Swiss Researchers Develop A Bionic Arm With Lightning Fast Reflexes
[ Watch the Video: Ultra-Fast Robotic Arm Can Catch Objects On The Fly ]
Lawrence LeBlond for redOrbit.com – Your Universe Online
Researchers from the Learning Algorithms and Systems Laboratory (LASA) at EPFL in Switzerland have developed a bionic arm that can catch a multitude of objects skillfully with little or no need for luck.
The arm, which measures nearly five feet long and keeps an upright position, remains completely motionless with an open palm. Then, when something flies into its field of vision, it grabs it out of the air with split-second accuracy. In an experiment, the robot easily caught a tennis racket, a ball, a bottle, and a hammer. The arm has three joints and the sophisticated hand has four fingers.

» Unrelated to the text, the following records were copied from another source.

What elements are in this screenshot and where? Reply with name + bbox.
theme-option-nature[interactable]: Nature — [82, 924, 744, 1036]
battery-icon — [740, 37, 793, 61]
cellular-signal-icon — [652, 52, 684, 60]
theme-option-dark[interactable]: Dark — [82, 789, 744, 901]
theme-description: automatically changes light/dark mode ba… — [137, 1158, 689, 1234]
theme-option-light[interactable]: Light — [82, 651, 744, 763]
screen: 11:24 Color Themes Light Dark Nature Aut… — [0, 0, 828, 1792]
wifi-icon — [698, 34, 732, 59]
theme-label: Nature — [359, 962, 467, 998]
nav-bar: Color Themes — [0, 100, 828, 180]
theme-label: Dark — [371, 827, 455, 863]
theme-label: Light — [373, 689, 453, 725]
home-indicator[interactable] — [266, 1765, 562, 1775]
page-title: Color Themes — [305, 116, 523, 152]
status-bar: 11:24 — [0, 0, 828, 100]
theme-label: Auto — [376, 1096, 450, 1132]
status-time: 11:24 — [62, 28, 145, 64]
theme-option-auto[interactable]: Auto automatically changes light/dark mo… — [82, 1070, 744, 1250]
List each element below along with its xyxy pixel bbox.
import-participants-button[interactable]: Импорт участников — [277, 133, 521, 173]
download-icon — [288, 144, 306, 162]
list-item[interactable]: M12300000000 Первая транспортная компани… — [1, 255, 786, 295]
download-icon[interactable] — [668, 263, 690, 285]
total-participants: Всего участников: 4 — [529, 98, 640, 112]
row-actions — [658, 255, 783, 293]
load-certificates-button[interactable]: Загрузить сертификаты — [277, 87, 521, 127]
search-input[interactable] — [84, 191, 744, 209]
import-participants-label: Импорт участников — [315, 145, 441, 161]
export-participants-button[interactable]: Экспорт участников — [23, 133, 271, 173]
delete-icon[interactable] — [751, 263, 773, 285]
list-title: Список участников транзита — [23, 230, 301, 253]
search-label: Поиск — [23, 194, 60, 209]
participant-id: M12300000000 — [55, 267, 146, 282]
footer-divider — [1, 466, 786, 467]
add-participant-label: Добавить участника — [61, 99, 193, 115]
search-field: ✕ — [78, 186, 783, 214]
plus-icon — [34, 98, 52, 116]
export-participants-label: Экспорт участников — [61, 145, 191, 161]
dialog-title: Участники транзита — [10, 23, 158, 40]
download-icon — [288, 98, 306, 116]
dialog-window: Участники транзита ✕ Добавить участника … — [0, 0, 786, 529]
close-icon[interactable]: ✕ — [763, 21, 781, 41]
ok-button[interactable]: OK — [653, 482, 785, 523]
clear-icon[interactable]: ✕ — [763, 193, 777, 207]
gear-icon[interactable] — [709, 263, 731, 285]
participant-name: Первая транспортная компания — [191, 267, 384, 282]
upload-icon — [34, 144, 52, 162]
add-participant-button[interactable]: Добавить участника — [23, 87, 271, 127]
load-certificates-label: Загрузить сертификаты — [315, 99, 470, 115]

The LASA team designed the arm to test robotic solutions for capturing objects. It is unique, as it has the ability to catch projectiles of various shapes and sizes in less than five hundredths of a second. The team unveiled the project in a new paper published today in the journal IEEE Transactions on Robotics.
“Increasingly present in our daily lives and used to perform various tasks, robots will be able to either catch or dodge complex objects in full-motion,” said Aude Billard, head of LASA. “Not only do we need machines able to react on the spot, but also to predict the moving object’s dynamics and generate a movement in the opposite direction.”
The robotic arm already has real-world potential for space-based applications. EPFL’s Swiss Space Center is already tying this new arm to the Clean- mE project, which aims to develop technologies for the recovery and disposal of space debris orbiting Earth. By fitting this lightning fast arm on a satellite, it would have the ability to catch debris as it passes by.
As it stands now, it is impossible to predict the flight dynamics of space debris. By putting the robot arm in space, the team says it can study such dynamics with precision by observing approaching objects. Once it can determine flight dynamics, it can grab such objects rather easily.
However, it requires the integration of several parameters and the reaction to unforeseen events over milliseconds, perhaps, in order to have the skill to accurately grab objects in space.
“Today’s machines are often pre-programmed and cannot quickly assimilate data changes,” added Billard. “Consequently, their only choice is to recalculate the trajectories, which requires too much time from them in situations in which every fraction of a second can be decisive.”
The team was inspired by the way humans learn – via imitation and trial and error – to obtain the desired speed and adaptability for their robotic arm. The robotic arm, however, doesn’t necessarily rely on human learning to achieve its goals. Instead, it learns by studying possible trajectories, consisting of manually guiding the arm to the projected target and repeating the exercise several times.
The objects used in the experiment – four objects in all (however, the bottle was used either empty or half full) – were selected because they offer a varied range of situations in which the part of the object that the robot has to catch (as in the racket and the hammer) does not correspond to its center of gravity. The half-full bottle offers additional challenges since its center of gravity changes several times during its trajectory. As these objects fly through the air, they make complex movements that involve several axes. As a result, when the moving objects are submitted to the robot’s abilities, the outcomes get rather interesting.
In the learning phase, the robot uses several cameras to monitor the movements and subsequently creates models for the objects’ kinetics based on the trajectories, speeds and rotational movements. The scientists translate the data into an equation which then allows the robotic arm to position itself very quickly in the right direction whenever the object is thrown.
In a few short milliseconds during the approach, the arm refines and corrects the trajectory and then makes a high precision capture of the object. The efficiency is further enhanced by the development of controllers that couple and synchronize the movements of the hand and fingers.